現在では漢字のもっとも基本的な字形であるといえる。楷書は比較的新しい時代に生まれた。 なお、現代日本で一般的に書道などで楷書を学ぶといった経験が少なくなり、活字印刷を通してしか漢字を目にすることがなくなってきたことから、楷書を活字体(明朝体)の字体(字の骨格)をなぞったものと考える向きがある。

しかし、この活字体は康熙字典の書体をもとにしており、初唐に確立した伝統的な楷書とは異なるものである。

歴史
楷書は、漢代の標準的な書体であった隷書に代わって、南北朝から隋・唐にかけて標準となった書体である。

行書体が確立した時代に発生したため、これらの中では最後に生まれたとされている。唐時代までは「楷書」とは呼ばれず、「隷書」「真書」「正書」と呼ばれていた。

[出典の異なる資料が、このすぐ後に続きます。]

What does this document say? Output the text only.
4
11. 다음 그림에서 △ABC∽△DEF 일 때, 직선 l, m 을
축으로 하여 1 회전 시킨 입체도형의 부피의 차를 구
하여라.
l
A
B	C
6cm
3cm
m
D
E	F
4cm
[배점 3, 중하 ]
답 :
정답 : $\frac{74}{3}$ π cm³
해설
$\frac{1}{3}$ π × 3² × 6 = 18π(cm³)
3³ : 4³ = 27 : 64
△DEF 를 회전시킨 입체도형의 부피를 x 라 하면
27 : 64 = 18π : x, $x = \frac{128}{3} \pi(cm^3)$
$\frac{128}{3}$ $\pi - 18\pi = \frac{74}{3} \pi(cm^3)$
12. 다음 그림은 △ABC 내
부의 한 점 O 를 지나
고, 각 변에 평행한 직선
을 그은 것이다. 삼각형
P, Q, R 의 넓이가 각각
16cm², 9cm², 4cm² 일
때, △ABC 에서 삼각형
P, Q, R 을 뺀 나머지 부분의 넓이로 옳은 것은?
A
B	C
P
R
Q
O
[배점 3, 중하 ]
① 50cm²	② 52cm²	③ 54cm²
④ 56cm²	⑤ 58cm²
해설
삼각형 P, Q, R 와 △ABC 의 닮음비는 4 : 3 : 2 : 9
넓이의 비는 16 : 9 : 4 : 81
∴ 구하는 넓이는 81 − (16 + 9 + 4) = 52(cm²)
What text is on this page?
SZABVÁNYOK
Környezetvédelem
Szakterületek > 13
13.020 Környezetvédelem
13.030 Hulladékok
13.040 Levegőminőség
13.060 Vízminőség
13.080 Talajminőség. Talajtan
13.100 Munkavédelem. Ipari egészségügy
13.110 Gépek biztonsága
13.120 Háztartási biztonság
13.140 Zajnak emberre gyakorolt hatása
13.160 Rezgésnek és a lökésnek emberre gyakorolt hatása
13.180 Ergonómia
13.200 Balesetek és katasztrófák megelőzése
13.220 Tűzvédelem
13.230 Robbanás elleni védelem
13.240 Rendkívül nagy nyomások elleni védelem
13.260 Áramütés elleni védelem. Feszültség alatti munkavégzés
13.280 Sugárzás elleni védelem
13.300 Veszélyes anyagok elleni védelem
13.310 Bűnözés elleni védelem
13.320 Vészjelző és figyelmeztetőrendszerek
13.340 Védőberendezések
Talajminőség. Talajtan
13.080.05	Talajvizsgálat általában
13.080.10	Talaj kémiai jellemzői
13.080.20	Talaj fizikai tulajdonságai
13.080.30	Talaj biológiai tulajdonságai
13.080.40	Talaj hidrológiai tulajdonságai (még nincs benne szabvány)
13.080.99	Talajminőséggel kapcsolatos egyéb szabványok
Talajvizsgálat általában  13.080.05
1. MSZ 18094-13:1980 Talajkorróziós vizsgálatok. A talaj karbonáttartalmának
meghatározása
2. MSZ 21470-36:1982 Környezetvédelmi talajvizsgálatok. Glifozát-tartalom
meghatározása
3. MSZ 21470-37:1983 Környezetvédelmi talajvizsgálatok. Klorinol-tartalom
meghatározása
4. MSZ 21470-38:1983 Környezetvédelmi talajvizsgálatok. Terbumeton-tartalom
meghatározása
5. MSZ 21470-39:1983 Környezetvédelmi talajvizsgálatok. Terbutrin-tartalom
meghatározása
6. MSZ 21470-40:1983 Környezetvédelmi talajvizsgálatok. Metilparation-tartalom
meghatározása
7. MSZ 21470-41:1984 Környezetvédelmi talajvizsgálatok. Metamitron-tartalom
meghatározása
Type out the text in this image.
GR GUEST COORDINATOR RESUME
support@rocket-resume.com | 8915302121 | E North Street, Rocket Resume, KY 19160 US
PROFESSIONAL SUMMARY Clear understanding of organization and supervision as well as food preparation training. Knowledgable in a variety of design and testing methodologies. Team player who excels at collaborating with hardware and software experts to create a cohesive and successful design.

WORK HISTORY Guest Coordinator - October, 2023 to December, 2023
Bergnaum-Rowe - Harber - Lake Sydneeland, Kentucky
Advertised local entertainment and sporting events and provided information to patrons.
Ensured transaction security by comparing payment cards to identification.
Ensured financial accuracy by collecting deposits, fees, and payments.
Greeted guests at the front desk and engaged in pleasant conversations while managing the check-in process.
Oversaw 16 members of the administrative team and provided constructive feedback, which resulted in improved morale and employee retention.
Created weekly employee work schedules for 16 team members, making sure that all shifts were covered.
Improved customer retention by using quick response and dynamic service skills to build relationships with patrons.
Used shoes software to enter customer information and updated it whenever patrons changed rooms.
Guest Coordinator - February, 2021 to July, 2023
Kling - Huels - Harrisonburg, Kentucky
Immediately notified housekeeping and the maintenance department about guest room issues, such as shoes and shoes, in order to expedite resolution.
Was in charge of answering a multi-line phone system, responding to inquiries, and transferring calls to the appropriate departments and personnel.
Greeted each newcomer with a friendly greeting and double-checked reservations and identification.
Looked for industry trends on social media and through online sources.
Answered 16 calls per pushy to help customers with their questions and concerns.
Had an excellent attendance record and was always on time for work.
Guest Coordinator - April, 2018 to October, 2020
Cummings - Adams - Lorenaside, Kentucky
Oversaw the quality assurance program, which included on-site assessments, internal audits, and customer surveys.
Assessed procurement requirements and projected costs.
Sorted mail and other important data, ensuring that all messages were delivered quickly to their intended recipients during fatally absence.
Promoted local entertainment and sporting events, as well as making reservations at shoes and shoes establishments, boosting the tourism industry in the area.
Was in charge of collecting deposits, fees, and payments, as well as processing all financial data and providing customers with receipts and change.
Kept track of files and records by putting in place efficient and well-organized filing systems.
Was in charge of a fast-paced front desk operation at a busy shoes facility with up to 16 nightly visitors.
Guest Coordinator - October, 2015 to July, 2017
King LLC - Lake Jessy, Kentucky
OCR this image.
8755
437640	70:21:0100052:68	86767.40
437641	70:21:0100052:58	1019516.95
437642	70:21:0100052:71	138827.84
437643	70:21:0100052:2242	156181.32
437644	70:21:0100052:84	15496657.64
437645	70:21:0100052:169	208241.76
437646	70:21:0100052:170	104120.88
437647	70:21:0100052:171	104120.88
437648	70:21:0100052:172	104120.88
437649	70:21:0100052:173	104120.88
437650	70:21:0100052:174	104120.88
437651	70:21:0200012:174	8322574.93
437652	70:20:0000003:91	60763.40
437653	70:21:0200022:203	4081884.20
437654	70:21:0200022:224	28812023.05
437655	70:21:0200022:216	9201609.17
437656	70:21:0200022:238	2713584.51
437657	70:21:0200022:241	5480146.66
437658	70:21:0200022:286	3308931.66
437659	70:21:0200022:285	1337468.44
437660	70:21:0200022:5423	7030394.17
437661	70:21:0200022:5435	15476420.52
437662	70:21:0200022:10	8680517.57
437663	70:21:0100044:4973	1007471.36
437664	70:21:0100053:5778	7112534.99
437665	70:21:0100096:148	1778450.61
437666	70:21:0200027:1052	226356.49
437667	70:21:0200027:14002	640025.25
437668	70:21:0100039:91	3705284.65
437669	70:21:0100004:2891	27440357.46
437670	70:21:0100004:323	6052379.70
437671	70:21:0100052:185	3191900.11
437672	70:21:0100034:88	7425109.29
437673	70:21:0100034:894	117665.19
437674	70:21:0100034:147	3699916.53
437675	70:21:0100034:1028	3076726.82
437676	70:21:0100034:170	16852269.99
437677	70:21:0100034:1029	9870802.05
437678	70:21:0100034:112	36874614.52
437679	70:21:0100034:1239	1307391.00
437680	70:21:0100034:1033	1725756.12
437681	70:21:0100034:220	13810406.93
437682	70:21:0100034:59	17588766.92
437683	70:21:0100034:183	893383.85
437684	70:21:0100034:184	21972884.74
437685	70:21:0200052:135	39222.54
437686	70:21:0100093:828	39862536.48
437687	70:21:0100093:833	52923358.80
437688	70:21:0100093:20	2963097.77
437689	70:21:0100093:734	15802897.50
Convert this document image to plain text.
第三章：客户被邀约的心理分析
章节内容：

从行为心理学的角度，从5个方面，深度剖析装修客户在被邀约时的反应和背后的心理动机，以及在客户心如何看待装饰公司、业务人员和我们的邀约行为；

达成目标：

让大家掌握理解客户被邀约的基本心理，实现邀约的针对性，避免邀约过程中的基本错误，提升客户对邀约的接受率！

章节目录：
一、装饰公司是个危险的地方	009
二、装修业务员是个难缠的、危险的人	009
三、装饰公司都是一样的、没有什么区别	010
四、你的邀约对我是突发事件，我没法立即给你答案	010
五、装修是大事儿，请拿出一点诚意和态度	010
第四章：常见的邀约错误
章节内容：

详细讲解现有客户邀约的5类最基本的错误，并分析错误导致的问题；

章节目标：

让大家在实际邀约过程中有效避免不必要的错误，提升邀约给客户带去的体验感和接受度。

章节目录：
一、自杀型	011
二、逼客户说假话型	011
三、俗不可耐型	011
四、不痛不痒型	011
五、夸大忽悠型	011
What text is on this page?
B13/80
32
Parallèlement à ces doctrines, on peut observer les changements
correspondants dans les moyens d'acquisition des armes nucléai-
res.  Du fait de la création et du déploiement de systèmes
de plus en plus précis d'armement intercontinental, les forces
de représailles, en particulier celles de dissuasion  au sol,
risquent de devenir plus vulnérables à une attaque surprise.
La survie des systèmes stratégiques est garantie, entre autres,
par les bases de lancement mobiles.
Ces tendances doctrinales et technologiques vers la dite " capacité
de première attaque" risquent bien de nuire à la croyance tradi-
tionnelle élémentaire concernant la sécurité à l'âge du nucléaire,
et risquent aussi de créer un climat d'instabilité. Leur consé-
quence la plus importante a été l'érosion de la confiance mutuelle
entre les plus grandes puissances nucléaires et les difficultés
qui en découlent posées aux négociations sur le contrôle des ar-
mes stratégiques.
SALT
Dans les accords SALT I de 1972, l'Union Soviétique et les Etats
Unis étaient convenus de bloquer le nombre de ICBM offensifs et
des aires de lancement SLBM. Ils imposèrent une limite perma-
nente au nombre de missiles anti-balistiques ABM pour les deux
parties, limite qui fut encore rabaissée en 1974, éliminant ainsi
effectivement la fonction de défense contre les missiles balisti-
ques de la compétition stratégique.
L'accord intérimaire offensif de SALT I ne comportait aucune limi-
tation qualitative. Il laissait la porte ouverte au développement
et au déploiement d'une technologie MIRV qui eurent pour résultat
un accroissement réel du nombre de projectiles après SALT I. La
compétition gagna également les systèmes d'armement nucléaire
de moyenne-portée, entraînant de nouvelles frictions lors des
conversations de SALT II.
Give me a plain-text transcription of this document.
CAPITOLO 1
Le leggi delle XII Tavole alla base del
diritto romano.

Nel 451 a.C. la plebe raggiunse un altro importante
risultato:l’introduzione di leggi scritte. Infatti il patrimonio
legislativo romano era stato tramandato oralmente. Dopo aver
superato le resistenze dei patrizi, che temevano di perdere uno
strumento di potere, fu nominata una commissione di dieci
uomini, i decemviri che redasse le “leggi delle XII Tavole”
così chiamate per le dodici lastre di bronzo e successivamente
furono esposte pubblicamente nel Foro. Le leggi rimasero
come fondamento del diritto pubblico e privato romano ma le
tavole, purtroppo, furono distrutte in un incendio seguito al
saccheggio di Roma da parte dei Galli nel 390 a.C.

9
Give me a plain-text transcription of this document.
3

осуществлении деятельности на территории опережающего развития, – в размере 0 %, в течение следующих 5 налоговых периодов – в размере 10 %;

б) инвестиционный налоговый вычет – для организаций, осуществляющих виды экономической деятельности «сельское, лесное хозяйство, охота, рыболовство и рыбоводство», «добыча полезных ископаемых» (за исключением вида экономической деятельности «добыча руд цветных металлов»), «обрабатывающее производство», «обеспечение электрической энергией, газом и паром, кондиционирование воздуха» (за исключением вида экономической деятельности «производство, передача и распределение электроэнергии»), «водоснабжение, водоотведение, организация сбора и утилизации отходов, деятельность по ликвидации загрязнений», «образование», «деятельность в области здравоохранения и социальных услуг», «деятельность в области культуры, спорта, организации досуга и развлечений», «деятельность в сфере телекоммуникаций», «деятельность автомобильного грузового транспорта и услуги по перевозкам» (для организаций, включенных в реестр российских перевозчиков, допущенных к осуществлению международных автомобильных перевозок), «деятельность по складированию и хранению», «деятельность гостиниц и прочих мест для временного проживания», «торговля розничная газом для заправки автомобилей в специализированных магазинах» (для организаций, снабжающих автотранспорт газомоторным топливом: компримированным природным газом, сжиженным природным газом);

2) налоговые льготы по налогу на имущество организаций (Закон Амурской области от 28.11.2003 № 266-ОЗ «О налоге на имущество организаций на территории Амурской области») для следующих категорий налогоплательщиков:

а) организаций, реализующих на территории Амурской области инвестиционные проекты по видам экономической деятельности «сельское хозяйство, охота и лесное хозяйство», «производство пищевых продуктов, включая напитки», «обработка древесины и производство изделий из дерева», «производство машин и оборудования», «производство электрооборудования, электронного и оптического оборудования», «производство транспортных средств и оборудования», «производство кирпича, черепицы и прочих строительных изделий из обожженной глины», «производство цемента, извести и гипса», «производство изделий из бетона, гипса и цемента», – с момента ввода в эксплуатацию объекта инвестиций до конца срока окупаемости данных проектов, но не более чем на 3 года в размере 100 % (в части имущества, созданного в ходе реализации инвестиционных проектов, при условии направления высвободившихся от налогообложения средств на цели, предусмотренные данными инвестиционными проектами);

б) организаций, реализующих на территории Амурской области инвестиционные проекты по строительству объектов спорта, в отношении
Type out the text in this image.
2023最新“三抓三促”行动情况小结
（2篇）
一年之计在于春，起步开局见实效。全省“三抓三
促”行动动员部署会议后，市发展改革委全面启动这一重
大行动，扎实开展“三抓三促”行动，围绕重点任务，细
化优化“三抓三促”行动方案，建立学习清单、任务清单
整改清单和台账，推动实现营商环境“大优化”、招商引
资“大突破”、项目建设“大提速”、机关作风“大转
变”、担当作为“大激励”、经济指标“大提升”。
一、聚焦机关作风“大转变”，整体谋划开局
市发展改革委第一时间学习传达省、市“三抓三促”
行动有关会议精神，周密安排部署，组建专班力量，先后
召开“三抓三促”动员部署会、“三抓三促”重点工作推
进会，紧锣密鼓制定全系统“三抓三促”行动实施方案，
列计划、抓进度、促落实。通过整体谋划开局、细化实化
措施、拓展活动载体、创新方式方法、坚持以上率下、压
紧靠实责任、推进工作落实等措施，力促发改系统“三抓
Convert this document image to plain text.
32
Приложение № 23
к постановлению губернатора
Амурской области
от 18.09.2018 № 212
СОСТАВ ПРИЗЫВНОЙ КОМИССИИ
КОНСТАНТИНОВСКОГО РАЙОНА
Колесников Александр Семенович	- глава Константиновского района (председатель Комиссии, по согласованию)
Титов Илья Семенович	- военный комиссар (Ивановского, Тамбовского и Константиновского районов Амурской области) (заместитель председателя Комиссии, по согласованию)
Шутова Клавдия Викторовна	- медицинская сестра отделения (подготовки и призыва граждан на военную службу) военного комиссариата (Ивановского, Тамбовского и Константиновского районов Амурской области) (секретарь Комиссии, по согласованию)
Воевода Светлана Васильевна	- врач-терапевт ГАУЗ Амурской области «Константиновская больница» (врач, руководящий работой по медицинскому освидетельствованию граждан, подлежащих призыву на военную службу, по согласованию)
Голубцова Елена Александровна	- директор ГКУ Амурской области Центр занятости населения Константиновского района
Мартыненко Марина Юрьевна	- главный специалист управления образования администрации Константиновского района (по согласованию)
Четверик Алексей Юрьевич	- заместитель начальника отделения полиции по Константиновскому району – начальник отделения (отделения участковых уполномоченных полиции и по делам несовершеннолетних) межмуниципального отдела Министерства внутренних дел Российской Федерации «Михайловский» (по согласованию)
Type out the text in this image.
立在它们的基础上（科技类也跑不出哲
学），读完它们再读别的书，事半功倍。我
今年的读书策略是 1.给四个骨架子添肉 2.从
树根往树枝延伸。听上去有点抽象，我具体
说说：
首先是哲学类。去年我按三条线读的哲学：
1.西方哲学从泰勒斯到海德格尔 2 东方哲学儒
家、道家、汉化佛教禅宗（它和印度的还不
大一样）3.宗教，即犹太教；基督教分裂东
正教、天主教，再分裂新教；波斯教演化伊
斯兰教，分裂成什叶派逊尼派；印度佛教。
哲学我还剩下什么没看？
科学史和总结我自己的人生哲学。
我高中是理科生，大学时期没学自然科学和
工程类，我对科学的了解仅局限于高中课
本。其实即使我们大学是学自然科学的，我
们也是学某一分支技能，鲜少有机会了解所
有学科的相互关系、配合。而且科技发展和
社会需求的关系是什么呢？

楷書体があらゆる書体や書法に通じる基本書体であるのは、現在までのところ楷書体が最後にできた人工的な大書体だからである。甲骨文から金文が、金文から篆書体が、篆書体の省略体として隷書と草書が、そして横画右上がりの草書から行書が生まれ、さらに行書が石刻されたことをきっかけとして楷書体が生まれた。つまり楷書のなかには、それ以前のあらゆる書体が注ぎこまれ、文字史のすべてが吸収されている。それが楷書体が「あらゆる書体に通じる」基本書体である理由とされている[2]。